Beattie's thesis is that the collision of interests around the conferencing market will create challenges for conference service providers and vendors.  As enterprise software providers, enteprise telephony companies, communications integrators and consumer crossover plays from the likes of Skype, AOL, and Google enter the mix.  Confernecing is a healthy market  — from from $2 billion just a few years ago, to $4 billion today, and project to reach $6 billion in the next 4 to 5 years.  But not all of the revenue will go today's incumbents.

Interesting stats:

  • Although more and more premises based bridges are coming to market, 73%  of enterprises say will continue working with CSPs.  The limited ROI of owning your own bridge, and the inability to scale it cost effectively as the business grows are the two reasons cited.
  • There was 38% minute growth in the last 12 months in North America, and 46% revenue growth from Q2 '05 to Q2 '07.  Per minute pricing is down, but revenues are up. 
  • Attended audio events (earnings calls, for instance) are on the rise again.  $At $110 to $120 million per quarter, it's a healthy revenue bite. 
  • 75% of the market is the US, UK and Canada.  
  • By 2011, Wainhouse is predicting that revenues will be Audio – $4.2, Web $1.5.
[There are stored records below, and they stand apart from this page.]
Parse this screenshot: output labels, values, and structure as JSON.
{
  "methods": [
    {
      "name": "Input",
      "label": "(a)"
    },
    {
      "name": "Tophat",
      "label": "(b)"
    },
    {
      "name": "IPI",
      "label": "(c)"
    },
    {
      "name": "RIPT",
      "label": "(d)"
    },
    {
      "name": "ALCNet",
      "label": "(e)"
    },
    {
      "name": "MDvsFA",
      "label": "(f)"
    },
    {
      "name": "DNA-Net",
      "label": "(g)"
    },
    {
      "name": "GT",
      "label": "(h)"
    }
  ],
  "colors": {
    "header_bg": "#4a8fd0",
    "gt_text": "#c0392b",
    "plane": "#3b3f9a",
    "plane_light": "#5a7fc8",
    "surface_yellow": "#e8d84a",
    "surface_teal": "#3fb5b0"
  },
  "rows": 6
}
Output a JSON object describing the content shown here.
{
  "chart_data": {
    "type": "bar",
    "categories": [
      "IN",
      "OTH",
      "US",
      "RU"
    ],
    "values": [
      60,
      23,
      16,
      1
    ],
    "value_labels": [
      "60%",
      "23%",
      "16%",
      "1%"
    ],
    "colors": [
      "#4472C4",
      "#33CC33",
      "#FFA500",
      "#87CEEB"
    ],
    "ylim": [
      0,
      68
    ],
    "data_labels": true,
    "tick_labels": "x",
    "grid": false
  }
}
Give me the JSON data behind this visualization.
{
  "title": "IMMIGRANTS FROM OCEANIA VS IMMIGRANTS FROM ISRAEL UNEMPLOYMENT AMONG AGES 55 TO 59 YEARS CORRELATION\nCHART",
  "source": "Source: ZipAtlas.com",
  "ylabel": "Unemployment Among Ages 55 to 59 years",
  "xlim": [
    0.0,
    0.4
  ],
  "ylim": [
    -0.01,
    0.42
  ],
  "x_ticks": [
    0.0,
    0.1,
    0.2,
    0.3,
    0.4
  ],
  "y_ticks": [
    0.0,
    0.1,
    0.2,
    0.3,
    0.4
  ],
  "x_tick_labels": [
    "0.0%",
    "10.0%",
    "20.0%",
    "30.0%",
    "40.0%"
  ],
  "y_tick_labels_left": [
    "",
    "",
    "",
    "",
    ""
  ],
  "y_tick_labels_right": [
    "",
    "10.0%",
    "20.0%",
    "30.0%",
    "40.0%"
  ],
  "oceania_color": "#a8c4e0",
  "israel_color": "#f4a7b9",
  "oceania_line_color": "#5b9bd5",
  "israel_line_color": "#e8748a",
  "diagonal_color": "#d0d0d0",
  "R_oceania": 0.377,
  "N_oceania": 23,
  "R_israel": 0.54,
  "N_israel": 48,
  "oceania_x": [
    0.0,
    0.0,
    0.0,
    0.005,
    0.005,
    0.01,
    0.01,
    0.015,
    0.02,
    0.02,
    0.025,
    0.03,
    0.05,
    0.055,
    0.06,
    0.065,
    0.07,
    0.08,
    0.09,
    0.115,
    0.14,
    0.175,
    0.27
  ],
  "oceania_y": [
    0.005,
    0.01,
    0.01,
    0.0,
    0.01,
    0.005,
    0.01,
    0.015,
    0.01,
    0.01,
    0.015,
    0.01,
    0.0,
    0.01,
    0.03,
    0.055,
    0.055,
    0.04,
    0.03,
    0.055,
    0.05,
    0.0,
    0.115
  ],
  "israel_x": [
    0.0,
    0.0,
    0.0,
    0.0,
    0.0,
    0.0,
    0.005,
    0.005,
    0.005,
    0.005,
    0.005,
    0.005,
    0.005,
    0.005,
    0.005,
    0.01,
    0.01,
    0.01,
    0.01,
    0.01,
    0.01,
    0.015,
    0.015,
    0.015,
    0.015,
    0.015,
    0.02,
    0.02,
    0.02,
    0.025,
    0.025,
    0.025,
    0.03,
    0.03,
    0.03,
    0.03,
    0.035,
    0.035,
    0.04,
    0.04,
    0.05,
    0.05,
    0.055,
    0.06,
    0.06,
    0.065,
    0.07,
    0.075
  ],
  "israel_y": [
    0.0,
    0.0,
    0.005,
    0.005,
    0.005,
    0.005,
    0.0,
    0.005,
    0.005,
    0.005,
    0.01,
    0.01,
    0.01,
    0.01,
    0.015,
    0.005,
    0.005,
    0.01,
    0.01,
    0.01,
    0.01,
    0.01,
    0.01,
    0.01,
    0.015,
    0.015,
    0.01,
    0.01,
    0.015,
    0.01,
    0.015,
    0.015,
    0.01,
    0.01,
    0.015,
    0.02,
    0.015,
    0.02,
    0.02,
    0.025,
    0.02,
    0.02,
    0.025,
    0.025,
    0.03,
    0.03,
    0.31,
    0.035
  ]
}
Perhaps the most interesting thing about Marc's talk was his focus on social networking as a force in the industry.  Marc stated that social networking would be the the single largest thing – the information embodied in social networks is the key to how people get together. 

Consumer networks, like MySpace, Facebook and LinkedIn pull in excess of 100 million visitors per month.  Mostly treated as a curiosity by business people, they lack utility for work, and Marc sees them as little more than glorified contact managers. He specifically called out the lack of a "trusted network" of friends, and the inability of these systems to segment groups one from another.

If Marc was a little down on consumer social networks, he was high on enterprise social networks. He cited the example of Oracle, which home brewed a social network which grew to 2,000 users within 10 hours of being released internally. The reason for it's success inside Oracle? According to Oracle IT management "This group trusts our network because it’s inside the firewall and it’s made up of colleagues".  The great thing about these internal networks is that they simplify the discovery and use of information in the enterprise across the hierarchical boundaries of the organization. 

Marc also commented on the emergence of "outcome driven brands" — micro-brands based on audiences.  He sees the need to brand services based on the audience, as opposed to the product. 

He finished by stating that the future of conferencing services will be in the brands and ancillary services around those brands, noting that he's not yet seeing the "bundles of services" that would imply.

Good speech.  Unfortunately I couldn't stay for much more of the day.